Webinar Preview (Part 1): ETL Techniques for Large Datasets
This is a preview. To access the entire conversation and additional resources, join the CURRENT Community for free and join the growing group of leaders advancing the digital supply chain in the electronics industry.
Video Transcript:
WILMER COMPANIONI (0:04):
Hello. My name is Wilmer Companioni, Director of Business Development here at Orbweaver, and welcome to our webinar series. I’m here with Dave Antosh, our Chief Systems Architect. How you doing, Dave?
DAVE ANTOSH (0:16)
Not bad. How’s it going?
WC (0:17):
Pretty good. Alright, Dave. So, the topic of today’s webinar is ETL techniques for large data sets. Something that I know you’re pretty intimately familiar with. And, Orweaver’s position as a leader in sales procurement and data automation solutions, is built in part by our experience in the electronics industry and by experts like you, Dave, that tackle our industry’s data challenges head-on almost daily.
So Dave, you’re ready to get going. I’ll throw you a few easy questions to start with.
DA (0:51):
Yep.
WC (0:53):
Alright, Dave. So, as you know, our industry is one that deals with data that is both deep and wide. And what makes that challenging, from an import perspective are some of the things that you’ve dealt with. So what are some of the ways that you’ve overcome those challenges?
DA (1:12):
Well, one of the things with large data sets that makes it so difficult is you can’t spot check all of the data.
So, when we’ve run an import of many millions of parts and we miss a single part. It is not likely to be found for weeks to months at a time. So, first and foremost, preventing that from happening and putting practices in place where you can address those problems was quite a challenge. And, Reproducibility with Kafka and our own systems for rerunning transforms and our views into them are big parts of that solution.
WC (1:53):
Can you elaborate on some of those checks that you gotta have in place in order to have a good sense of the data quality?
DA (2:01):
Sure.
There are automated spot checks in code on common data formats, common data patterns.
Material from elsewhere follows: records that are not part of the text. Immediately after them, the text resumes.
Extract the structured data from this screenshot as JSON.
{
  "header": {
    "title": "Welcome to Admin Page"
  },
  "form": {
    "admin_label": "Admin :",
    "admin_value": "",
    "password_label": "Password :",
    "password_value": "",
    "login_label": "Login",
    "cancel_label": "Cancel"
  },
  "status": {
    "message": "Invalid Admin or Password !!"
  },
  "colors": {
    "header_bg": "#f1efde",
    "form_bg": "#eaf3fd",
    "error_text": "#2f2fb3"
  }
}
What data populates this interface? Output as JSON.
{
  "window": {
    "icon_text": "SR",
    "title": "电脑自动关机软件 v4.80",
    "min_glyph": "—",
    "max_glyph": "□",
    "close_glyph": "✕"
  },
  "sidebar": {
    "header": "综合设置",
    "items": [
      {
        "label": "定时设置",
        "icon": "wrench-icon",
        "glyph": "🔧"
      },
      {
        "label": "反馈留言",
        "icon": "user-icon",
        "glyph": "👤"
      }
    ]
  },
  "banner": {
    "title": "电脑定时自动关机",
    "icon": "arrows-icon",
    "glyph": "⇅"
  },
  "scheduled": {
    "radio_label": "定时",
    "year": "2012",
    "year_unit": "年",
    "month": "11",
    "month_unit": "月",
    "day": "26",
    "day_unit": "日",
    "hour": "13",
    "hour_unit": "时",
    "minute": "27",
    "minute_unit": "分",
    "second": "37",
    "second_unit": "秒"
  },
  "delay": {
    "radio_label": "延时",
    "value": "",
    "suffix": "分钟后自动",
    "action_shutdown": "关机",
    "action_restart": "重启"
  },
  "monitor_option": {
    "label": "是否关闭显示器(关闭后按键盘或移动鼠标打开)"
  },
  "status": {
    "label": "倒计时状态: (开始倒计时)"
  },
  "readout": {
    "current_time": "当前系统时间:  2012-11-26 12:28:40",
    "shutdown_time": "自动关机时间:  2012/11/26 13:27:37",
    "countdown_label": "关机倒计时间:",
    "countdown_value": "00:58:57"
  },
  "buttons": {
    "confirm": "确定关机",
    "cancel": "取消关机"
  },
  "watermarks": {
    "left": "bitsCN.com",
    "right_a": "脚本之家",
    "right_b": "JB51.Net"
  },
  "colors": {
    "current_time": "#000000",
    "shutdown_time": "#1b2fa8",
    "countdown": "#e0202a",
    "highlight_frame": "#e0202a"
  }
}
When we get into the specifics, we do a lot of QA with full data sets. We smoke test. Like I said, too many to test them all individually. And then, we have tracking patterns for watching for success and errors as data goes through the system. And with something like Kafka, where there is configurable data retention, we are able to spot problems usually before they occur and address them if they do.
WC (2:43):
Alright. So, as you know, Dave, a bunch of the world or most of the world’s data is unstructured.
Does the structured or unstructured nature of the data affect your approach for handling some of that data quality?
DA (3:02):
Not really. I think, while I like to put it, while everybody’s speaking the same language, everybody speaking a different dialect.
So, we’re able to translate between those languages and what might appear unstructured to one person. There actually is an internal structure, and we’re all saying the same things. So, we’re able to figure out what that means and turn it into our own internal structure as a source of truth and work with that data.
WC (3:34):
Alright.
So, as you can imagine, Dave, ideally, we want both speed and scale in our designs, and you’ve actually been pretty successful in getting both. And I know it’s not easy to get both. Can you highlight some of the trade offs that you have to take between one or the other and what you can do to get both speed and scale?
DA (4:02):
Yeah.
A message-oriented architecture is a huge help. We can see how many messages are there to be processed, and we can scale based on that.
We can scale as high as you want. The issue is, how much does that cost compute resources aren’t free. So that’s the major trade off. The way you can squeeze the most out of that is by good metrics, good profiling, making sure you’re not reserving more than you need by the opposite token, make sure you’re reserving enough that you need because something failing to an out of memory error in a step, nine hundred thousand of a million isn’t a lot of fun.
The major trade off is cost.
Dev time is not really an issue with the way we have our patterns going forward now borrowing a lot from, functional programming.
And, pure versus side effects, we’re able to move data through the system in a deterministic way.